L’oeil des experts décortique les grossières manipulations

Le républicain ou plutôt ceux qui ont soufflé à son oreille sont partis d’une matrice simple pour ne pas dire simpliste ou carrément simplette : Pas de quartier – sauf quelques exceptions -, toutes les nations seront logées dans le droit de douane minimal de 10%, une base qui peut monter très vite si on est catalogué parmi les “méchants partenaires” profitant des largesses des USA et s’engraissant sur le dos de sa balance commerciale. Sauf que le mécanisme est très loin d’être transparent.

L’oeil des experts a décelé des étrangetés dans les majorations appliquées aux “ennemis” des Etats-Unis dans le commerce mondial. Si on se fie au tableau brandi par le président américain et qui a provoqué un émoi mondial, plus d’un tiers des États pointés du doigt sont fichés comme des fossoyeurs des richesses américaines. Un catalogage qui fourmille de contre-vérités, bizarreries et anomalies, comme nous a habitué Trump dès le premier jour de son investiture.

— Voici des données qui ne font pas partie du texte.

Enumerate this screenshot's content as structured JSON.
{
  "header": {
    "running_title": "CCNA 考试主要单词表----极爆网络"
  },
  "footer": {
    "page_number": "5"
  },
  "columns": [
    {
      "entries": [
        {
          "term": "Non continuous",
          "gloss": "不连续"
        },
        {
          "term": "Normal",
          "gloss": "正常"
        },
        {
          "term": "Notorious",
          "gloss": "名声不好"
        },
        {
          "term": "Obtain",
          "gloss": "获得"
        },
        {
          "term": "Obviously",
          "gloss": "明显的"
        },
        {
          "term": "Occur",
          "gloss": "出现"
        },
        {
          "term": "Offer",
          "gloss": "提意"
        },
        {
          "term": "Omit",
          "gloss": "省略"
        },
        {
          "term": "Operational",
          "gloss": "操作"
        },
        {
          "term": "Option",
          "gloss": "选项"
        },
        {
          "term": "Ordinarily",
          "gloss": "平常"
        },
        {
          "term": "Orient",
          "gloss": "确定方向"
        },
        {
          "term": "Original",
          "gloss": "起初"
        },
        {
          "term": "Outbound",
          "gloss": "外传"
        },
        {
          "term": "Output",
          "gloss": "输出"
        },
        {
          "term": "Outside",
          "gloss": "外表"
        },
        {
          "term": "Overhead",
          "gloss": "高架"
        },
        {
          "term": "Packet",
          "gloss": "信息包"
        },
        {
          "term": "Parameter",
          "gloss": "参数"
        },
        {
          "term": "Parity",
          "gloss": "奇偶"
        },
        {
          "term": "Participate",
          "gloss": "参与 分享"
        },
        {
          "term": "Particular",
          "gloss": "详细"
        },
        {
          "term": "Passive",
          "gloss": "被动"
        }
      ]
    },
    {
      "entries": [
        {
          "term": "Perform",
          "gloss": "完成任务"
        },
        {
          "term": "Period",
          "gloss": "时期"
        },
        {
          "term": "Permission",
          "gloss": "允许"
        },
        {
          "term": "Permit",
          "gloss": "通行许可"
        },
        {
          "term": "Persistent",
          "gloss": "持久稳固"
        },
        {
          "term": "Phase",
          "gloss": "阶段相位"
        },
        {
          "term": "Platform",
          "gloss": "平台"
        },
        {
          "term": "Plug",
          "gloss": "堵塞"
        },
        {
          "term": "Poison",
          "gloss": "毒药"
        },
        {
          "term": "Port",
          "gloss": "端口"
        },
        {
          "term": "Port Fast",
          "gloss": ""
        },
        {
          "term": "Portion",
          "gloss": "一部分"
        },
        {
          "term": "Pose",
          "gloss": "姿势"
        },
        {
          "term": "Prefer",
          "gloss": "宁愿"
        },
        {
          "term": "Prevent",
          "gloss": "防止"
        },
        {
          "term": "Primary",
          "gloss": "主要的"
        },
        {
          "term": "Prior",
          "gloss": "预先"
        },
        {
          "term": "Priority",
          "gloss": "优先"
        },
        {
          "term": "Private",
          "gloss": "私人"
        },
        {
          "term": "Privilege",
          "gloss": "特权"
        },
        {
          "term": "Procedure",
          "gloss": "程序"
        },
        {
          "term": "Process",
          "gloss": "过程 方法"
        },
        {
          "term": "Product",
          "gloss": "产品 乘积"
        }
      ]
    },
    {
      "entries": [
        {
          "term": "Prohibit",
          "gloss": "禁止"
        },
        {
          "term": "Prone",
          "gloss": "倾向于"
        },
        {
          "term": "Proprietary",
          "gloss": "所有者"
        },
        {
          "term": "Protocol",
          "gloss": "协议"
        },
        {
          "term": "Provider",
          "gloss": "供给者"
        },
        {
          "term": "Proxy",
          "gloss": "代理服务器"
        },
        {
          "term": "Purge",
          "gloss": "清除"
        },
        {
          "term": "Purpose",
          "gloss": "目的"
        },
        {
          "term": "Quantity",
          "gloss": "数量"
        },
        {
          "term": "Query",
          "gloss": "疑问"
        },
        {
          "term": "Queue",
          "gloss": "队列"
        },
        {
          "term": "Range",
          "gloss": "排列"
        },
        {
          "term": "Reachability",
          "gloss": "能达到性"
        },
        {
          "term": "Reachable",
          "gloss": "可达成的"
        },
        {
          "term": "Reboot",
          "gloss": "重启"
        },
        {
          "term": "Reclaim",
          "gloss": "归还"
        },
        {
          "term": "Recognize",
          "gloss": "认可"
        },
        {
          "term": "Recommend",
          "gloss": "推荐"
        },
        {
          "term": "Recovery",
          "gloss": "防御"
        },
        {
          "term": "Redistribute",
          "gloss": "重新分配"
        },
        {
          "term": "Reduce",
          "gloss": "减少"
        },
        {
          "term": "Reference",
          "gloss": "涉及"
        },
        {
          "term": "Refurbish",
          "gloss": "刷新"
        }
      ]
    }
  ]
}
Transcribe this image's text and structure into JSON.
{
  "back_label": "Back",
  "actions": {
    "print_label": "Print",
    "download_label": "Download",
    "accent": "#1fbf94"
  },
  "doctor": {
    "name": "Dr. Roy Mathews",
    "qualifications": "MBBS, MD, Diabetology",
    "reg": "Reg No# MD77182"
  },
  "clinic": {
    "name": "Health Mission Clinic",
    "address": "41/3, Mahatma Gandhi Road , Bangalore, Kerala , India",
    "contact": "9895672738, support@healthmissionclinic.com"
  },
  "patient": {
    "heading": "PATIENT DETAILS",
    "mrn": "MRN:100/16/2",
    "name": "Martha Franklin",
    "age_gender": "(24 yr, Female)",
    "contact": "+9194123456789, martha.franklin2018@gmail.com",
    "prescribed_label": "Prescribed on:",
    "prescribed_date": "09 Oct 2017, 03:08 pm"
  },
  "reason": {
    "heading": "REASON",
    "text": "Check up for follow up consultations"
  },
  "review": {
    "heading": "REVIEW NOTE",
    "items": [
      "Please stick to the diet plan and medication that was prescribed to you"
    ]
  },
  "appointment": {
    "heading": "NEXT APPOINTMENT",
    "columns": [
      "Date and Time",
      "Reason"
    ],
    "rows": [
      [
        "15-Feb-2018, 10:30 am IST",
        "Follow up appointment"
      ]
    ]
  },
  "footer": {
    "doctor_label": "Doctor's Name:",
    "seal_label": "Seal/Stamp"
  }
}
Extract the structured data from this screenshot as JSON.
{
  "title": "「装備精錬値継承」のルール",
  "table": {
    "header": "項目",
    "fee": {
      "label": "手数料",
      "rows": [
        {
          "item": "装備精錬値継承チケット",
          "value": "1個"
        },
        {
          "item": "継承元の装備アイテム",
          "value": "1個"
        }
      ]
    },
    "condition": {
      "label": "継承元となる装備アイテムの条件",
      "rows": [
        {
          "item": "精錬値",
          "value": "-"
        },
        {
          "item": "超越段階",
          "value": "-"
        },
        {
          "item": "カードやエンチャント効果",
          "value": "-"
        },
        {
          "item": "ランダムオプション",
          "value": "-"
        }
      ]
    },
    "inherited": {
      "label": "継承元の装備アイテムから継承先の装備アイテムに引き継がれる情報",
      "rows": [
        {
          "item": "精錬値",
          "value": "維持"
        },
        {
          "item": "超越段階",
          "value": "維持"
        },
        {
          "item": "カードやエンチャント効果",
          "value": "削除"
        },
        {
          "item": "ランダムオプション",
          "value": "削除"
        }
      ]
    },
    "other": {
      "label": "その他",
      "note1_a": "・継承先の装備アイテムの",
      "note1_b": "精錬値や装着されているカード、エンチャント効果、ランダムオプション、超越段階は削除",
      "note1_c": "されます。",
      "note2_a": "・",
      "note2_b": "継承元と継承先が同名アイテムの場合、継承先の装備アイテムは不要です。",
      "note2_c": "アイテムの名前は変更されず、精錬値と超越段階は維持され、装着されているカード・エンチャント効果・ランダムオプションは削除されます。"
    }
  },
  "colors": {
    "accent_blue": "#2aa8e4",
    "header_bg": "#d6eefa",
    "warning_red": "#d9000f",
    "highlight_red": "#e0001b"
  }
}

Les analystes pointent les taux affolants calculés par la Maison-Blanche pour fixer les pourcentages de la première colonne du fameux tableau, et en conséquence les taxes décidées par Washington en représailles à ces prétendus abus. Une posture qui ne résiste pas à la sagacité des observateurs et médias. Le fact-cheking a tourné à plein régime. Ces «chiffres de la Maison-Blanche semblent correspondre en réalité au déficit commercial divisé par les exportations américaines», souligne Politico. Ce qui explique le chiffre de 39% collé à l’Union européenne, alors que l’Organisation mondiale du commerce (OMC) avance un pourcentage de quelque 3% pour les tarifs douaniers actuels réels.

Même surprise en Nouvelle-Zélande, où la taxe en cours dégainée par Washington a été fixée à 20%. «Nos taux de droits de douane ne sont pas de 20%. Non. Pour les exportateurs américains, la moyenne est d’environ 1,9%, à première vue», a rectifié illico presto le ministre du Commerce Todd McClay.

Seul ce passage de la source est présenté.